Reeling from the shocks of the day, Roger is staggered by this final, personal revelation. Still, he decides that they must find the woman known as Geillis Duncan— find her, talk to her, and—perhaps—prevent her return to a deadly past.
Accompanied by a reluctant and suspicious Brianna, Roger sets out to help Claire find Geillis Duncan—known in this time as Gillian Edgars. As they search out the trail of the mysterious witch whose green eyes look mockingly out of Roger’s mirror each day, he realizes Claire’s stake in the matter: not just a feeling of obligation toward Geillis Duncan, who saved her life in the past. Geillis/Gillian is the only real proof of the truth of Claire’s story—for seeing someone actually disappear through the standing stones would convince even Brianna.
Roger and Brianna find Gillian’s husband, Greg Edgars, but too late—Gillian has left home a week before, and no one knows where she is.
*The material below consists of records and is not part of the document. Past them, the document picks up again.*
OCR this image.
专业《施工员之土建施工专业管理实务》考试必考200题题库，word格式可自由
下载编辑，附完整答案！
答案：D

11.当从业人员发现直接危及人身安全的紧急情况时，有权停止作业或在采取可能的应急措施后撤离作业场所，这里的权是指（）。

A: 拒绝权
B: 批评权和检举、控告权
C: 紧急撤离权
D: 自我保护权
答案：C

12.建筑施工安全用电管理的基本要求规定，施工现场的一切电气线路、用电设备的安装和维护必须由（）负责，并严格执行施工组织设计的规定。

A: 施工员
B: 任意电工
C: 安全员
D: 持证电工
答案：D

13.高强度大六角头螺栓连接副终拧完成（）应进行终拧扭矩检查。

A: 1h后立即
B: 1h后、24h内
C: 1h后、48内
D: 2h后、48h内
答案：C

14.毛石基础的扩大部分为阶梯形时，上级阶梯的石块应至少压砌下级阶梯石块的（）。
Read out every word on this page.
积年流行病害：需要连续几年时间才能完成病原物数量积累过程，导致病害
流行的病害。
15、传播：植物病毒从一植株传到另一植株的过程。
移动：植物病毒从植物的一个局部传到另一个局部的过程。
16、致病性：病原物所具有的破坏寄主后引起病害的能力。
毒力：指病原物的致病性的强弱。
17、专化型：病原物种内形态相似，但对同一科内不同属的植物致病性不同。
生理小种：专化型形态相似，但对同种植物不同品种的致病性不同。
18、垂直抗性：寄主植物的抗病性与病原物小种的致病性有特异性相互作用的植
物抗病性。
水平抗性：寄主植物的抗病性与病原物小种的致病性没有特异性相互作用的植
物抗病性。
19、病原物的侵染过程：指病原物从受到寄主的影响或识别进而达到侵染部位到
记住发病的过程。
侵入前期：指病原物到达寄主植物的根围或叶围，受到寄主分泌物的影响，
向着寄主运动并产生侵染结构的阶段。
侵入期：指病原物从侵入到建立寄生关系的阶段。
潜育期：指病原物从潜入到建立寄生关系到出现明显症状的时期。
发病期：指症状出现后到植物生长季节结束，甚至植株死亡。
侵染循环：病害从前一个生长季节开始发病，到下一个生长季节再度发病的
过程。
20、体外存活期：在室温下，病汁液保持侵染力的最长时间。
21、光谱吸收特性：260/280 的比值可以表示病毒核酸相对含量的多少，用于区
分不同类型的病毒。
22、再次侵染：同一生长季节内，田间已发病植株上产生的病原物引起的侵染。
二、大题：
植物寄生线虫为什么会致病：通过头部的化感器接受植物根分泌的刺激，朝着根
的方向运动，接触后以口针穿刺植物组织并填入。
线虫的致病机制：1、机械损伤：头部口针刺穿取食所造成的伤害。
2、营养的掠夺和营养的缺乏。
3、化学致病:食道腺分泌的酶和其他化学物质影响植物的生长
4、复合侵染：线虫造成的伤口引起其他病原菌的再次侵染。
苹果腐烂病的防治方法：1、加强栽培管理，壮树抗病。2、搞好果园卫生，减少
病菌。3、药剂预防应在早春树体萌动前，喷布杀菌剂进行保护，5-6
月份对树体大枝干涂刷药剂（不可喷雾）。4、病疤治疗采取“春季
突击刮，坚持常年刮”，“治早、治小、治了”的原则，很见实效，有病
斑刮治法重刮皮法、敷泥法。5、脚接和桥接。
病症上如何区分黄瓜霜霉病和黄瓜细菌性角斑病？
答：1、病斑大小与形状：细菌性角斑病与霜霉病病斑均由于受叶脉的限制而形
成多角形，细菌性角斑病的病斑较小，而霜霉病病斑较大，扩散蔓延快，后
With her friends, the Scottish Nationalists and neo-Jacobites, Greg gloomily suggests; his wife’s obsession with Scotland’s past has led her away from home before.
Claire has traced the missing woman to a local school, where she finds Gillian’s
notebooks—a mixture of raving lunacy and reasoned logic.
The notebook suggests what Claire has suspected; that the door to the past stands widest open on the ancient feasts of sun and fire—and one such feast is hard upon them; it is Beltane, the date upon which Claire herself disappeared in 1946.
Going to the sinister hill of Craigh na Dun at night, they find Gillian/Geillis’s car, but no sign of the woman. Climbing the hill to the circle of standing stones, Roger smells petrol—and a sudden whiff of fire illuminates the circle. Gillian Edgars has lured her husband to the hill, and in the belief that a blood sacrifice will open the door to the past, has killed him and set fire to the body.
He pushed past Brianna, focused only on the tall, slim girl before him, and the image of a face that mirrored his own. She saw him coming, turned and ran like the wind for the cleft stone at the end of the circle. She had a knapsack of rough canvas, slung over one shoulder; he heard her grunt as it swung heavily and struck her in the side.
She paused for an instant, hand outstretched to the rock, and looked back. He could have sworn that her eyes rested on him, met his own and held them, beyond the barrier of the fire’s blaze. He opened his mouth in a wordless shout. She whirled then, light as a dancing spark, and vanished in the cleft of the rock.
At once, Roger is struck by a wave of noise and chaos like nothing he has ever experienced. Dazed, blinded, deafened, he is crawling toward the cleft himself when Brianna succeeds in rousing him. Deeply shaken by the experience, he is unhurt. But where is Claire?
Knocked unconscious by the shock wave of Gillian Edgars’s passage through the stones, Claire lies in the grass of Craigh na Dun. Roger and Brianna get her back to the manse, where she slowly regains consciousness, to meet her daughter’s questions.